Dopo settimane trascorse sotto una cappa di caldo intenso, l’Italia si prepara a vivere una fase completamente diversa. L’anticiclone subtropicale che ha alimentato temperature ben oltre la media stagionale continuerà a farsi sentire ancora per poco, ma qualcosa sta già cambiando. I primi segnali sono destinati a diventare sempre più evidenti proprio nelle prossime ore.

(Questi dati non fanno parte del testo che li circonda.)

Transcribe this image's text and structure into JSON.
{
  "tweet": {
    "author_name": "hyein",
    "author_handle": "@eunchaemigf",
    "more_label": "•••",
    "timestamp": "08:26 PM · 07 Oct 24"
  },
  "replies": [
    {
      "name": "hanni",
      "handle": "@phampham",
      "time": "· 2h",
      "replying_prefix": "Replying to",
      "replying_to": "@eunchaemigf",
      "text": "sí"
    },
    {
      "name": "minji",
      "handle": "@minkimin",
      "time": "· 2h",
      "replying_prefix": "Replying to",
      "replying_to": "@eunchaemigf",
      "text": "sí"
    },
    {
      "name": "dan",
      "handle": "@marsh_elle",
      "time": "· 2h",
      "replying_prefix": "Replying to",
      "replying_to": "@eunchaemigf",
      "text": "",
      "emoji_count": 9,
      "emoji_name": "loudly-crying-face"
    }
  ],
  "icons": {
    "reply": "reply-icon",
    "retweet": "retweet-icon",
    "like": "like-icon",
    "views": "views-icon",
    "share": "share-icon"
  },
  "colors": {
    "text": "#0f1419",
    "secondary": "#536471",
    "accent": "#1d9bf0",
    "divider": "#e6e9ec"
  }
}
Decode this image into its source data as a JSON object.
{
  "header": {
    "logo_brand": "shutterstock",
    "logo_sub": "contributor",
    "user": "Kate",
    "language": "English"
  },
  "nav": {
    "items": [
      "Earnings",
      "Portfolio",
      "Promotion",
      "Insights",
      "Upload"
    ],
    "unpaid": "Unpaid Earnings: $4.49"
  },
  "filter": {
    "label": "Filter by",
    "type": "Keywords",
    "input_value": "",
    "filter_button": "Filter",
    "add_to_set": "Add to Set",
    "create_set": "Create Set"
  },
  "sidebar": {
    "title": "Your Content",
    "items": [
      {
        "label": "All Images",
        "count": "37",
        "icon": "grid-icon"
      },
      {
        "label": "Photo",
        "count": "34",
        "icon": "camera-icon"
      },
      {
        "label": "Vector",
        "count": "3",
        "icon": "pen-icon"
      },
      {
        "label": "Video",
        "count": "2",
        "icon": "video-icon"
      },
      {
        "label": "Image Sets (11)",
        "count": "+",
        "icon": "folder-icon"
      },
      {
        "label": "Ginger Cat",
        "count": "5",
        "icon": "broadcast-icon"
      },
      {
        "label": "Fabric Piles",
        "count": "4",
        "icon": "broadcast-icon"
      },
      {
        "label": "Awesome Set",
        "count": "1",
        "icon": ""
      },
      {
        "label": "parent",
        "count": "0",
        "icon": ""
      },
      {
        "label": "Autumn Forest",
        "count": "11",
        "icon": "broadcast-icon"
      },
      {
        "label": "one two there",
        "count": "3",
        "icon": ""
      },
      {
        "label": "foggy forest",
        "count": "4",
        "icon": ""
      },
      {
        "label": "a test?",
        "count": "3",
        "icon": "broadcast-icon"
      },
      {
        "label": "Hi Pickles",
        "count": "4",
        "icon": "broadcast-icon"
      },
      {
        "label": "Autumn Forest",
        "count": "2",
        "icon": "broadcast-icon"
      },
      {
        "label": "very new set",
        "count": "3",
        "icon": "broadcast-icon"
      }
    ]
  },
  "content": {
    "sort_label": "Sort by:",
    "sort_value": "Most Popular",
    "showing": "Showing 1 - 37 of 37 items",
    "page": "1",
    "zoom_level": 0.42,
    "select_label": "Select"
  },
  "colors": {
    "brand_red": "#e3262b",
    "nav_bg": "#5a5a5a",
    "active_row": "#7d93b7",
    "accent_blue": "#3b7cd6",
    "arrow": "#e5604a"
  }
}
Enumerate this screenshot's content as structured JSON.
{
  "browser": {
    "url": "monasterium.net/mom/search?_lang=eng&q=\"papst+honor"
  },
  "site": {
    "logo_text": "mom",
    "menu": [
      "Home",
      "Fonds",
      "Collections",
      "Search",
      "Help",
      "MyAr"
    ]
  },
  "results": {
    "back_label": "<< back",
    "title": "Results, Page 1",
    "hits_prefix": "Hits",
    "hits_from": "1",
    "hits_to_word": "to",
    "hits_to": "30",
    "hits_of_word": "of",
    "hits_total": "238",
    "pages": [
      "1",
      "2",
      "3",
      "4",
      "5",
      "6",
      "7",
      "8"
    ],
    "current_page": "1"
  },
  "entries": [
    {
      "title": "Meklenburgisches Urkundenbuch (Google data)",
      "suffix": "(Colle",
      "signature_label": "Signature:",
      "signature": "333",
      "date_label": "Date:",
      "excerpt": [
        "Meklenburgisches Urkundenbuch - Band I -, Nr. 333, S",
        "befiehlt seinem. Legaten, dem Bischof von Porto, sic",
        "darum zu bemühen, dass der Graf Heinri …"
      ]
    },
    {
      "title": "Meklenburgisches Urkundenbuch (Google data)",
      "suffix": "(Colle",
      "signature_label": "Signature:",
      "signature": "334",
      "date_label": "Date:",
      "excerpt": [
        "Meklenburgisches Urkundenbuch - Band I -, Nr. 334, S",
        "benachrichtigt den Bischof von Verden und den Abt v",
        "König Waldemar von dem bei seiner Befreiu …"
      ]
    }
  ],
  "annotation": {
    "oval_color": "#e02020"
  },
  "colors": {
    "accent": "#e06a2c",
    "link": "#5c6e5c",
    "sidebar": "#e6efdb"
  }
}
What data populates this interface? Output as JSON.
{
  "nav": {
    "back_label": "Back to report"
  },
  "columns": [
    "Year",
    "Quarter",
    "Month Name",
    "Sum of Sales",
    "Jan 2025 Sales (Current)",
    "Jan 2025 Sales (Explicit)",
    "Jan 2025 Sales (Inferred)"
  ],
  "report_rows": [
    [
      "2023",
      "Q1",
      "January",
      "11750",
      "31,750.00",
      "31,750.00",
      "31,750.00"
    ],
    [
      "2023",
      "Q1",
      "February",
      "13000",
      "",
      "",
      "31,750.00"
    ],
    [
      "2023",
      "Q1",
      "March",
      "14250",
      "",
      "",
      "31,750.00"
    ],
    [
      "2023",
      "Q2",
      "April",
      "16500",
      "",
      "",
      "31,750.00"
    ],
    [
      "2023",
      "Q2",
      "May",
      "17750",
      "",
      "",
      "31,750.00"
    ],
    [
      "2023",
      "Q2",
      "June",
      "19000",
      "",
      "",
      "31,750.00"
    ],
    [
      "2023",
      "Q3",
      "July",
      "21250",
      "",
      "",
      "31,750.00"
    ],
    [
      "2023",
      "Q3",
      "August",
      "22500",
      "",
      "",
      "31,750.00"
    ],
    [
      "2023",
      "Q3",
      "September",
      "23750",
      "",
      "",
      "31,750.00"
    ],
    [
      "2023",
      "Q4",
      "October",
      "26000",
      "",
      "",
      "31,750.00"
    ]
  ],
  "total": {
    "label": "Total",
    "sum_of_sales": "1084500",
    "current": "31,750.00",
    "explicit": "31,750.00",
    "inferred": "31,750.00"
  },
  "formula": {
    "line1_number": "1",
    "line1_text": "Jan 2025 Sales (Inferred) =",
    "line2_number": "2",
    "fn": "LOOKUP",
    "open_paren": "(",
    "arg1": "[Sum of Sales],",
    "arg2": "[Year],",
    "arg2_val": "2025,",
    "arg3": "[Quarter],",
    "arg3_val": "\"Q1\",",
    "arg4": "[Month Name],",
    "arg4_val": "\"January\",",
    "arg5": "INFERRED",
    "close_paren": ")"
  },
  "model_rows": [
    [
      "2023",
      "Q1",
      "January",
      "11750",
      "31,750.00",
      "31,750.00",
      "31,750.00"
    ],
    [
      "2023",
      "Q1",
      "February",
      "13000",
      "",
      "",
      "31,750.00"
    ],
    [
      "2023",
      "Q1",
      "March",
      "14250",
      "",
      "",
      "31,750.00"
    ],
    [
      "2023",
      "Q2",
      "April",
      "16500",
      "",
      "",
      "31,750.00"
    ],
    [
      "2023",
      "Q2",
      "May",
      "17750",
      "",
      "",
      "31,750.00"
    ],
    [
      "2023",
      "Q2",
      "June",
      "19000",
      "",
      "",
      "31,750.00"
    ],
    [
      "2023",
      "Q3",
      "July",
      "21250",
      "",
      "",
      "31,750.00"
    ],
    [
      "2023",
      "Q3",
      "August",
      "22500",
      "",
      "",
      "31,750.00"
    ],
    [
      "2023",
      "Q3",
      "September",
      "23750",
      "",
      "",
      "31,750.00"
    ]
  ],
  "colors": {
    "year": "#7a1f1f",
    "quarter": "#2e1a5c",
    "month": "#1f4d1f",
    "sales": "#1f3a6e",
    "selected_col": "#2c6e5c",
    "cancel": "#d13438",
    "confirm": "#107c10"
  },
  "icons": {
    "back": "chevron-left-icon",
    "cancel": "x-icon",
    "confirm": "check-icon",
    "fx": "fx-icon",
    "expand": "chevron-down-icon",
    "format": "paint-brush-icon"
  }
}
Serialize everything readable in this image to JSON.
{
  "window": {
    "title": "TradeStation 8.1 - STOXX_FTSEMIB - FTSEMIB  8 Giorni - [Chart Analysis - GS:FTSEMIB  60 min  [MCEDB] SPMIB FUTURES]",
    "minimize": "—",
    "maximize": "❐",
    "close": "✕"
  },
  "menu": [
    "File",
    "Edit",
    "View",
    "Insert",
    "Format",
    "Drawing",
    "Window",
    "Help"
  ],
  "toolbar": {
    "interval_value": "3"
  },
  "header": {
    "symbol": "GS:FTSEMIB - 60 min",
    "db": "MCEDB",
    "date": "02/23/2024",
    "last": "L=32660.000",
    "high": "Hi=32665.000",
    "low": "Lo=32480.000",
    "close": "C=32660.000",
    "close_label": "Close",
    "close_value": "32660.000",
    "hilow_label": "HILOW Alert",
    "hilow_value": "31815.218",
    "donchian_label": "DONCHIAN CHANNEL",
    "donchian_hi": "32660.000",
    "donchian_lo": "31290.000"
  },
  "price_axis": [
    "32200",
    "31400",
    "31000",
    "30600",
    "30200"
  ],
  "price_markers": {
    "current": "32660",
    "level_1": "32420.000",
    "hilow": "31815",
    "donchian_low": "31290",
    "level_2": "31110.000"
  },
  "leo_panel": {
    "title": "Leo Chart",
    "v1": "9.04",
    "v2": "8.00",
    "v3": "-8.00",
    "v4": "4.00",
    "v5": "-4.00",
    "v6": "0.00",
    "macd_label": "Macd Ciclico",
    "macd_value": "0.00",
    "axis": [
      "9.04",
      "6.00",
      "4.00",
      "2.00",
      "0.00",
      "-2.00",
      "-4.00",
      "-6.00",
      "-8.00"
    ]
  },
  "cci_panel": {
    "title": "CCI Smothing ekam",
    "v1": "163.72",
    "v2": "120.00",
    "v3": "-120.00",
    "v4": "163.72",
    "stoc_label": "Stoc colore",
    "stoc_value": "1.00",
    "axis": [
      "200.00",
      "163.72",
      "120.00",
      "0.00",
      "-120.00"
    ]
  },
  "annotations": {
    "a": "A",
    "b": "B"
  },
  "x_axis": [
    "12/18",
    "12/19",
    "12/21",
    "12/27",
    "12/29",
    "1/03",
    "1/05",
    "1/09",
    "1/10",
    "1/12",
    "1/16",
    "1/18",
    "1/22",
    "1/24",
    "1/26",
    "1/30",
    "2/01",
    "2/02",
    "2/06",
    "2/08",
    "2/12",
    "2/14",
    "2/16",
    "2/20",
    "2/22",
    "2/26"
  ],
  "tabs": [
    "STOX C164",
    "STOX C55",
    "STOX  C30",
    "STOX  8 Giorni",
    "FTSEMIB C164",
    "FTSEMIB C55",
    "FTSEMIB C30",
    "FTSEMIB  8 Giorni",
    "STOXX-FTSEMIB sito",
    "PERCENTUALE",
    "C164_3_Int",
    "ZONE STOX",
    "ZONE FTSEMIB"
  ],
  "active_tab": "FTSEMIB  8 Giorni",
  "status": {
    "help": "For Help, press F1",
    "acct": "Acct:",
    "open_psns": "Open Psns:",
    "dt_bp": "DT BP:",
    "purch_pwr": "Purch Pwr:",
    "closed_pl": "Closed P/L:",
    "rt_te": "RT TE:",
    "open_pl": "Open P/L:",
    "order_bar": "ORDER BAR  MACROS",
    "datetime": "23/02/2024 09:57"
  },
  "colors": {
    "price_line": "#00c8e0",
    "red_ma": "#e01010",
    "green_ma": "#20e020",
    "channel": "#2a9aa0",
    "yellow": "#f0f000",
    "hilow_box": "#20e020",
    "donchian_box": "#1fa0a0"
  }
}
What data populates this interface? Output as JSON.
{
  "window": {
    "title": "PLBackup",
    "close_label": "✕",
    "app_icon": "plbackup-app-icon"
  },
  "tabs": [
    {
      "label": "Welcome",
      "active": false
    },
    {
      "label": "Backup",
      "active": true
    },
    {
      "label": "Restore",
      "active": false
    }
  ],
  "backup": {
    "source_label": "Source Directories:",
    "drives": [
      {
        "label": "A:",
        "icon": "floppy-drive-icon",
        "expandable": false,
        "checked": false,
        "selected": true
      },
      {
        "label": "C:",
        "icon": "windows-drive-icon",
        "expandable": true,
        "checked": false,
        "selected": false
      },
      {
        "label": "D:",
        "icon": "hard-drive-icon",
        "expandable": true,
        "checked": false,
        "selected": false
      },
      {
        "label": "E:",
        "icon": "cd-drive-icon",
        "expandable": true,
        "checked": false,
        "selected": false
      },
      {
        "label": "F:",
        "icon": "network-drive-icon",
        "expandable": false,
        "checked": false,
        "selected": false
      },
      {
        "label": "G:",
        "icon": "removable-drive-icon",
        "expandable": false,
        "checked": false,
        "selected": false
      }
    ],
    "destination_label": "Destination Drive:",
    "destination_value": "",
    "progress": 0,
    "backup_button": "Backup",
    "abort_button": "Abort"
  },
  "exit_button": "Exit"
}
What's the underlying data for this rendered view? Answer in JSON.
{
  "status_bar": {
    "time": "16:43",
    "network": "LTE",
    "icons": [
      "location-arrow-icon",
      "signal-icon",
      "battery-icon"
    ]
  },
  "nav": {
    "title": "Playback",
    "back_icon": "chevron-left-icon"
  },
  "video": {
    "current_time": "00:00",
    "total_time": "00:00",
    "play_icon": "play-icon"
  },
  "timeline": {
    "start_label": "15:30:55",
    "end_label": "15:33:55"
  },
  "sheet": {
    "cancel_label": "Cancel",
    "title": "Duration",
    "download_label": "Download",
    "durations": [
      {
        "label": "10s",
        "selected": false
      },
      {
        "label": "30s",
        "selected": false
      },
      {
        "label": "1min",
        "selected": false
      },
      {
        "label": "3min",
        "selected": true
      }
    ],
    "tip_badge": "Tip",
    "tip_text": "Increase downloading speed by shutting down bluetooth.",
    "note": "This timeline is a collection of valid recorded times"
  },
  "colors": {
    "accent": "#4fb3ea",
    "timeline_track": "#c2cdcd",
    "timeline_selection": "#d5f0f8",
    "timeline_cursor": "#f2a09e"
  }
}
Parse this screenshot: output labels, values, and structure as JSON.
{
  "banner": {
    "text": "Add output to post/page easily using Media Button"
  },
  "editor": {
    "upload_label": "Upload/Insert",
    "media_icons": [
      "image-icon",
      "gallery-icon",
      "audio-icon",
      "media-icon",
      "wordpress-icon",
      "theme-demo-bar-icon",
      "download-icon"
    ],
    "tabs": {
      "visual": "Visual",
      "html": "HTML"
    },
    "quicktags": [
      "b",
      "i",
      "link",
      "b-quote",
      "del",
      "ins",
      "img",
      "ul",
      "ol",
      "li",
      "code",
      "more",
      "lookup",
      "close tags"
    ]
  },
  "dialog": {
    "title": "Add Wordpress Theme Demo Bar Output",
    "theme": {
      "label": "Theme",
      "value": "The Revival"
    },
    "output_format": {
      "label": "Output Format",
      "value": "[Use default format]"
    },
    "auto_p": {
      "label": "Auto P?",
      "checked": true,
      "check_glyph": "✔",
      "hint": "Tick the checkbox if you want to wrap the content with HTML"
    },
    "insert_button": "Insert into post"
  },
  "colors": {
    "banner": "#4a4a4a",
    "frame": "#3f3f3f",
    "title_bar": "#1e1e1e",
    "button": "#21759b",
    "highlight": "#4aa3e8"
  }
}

Il passaggio dal caldo rovente all’instabilità, infatti, potrebbe essere molto più rapido di quanto si possa immaginare. E non tutte le regioni saranno coinvolte nello stesso momento: alcune saranno le prime a fare i conti con temporali e temperature in discesa, mentre altre dovranno aspettare ancora.

Domenica ancora caldo, ma qualcosa si muove
La giornata di domenica 16 agosto rappresenta una sorta di spartiacque. Il caldo resterà protagonista in gran parte del Paese, ma rispetto ai giorni precedenti l’emergenza appare già meno uniforme.
Secondo il bollettino del Ministero della Salute relativo alle ondate di calore, soltanto Bari e Bolzano risultano contrassegnate dal bollino rosso. La maggior parte delle città monitorate si trova invece in codice giallo, mentre Napoli, Pescara, Trieste e Venezia sono indicate con livello verde.
Ma è soprattutto osservando il cielo che si possono cogliere i primi segnali della trasformazione in arrivo.
La perturbazione prepara il suo ingresso
Una perturbazione temporalesca si avvicinerà progressivamente all’Italia, preparando il terreno a un cambiamento più deciso. L’atmosfera diventerà quindi via via più instabile e il contrasto tra l’aria molto calda presente sul territorio e quella più fresca in arrivo potrebbe favorire fenomeni intensi. La giornata da cerchiare sul calendario è lunedì 17 agosto. È proprio in quel momento che la situazione potrebbe cambiare sensibilmente.
La corrente a getto inizierà infatti a ondularsi, favorendo la formazione di una saccatura e il successivo passaggio di un fronte freddo. Un’evoluzione che potrebbe interrompere bruscamente la lunga fase dominata dal caldo africano.
Le prime conseguenze saranno avvertite soprattutto al Nord. Già dalle prime ore di lunedì sono attesi temporali organizzati, che in alcune zone potrebbero assumere carattere particolarmente intenso.
Nel mirino ci sarà soprattutto la Pianura Padana, dove non sono esclusi nubifragi, grandinate anche di grosse dimensioni e violente raffiche di vento associate ai fenomeni di downburst. La situazione potrebbe quindi diventare rapidamente movimentata: dopo giorni caratterizzati prevalentemente da cielo stabile e temperature elevate, alcune aree si ritroveranno improvvisamente alle prese con temporali potenzialmente molto forti.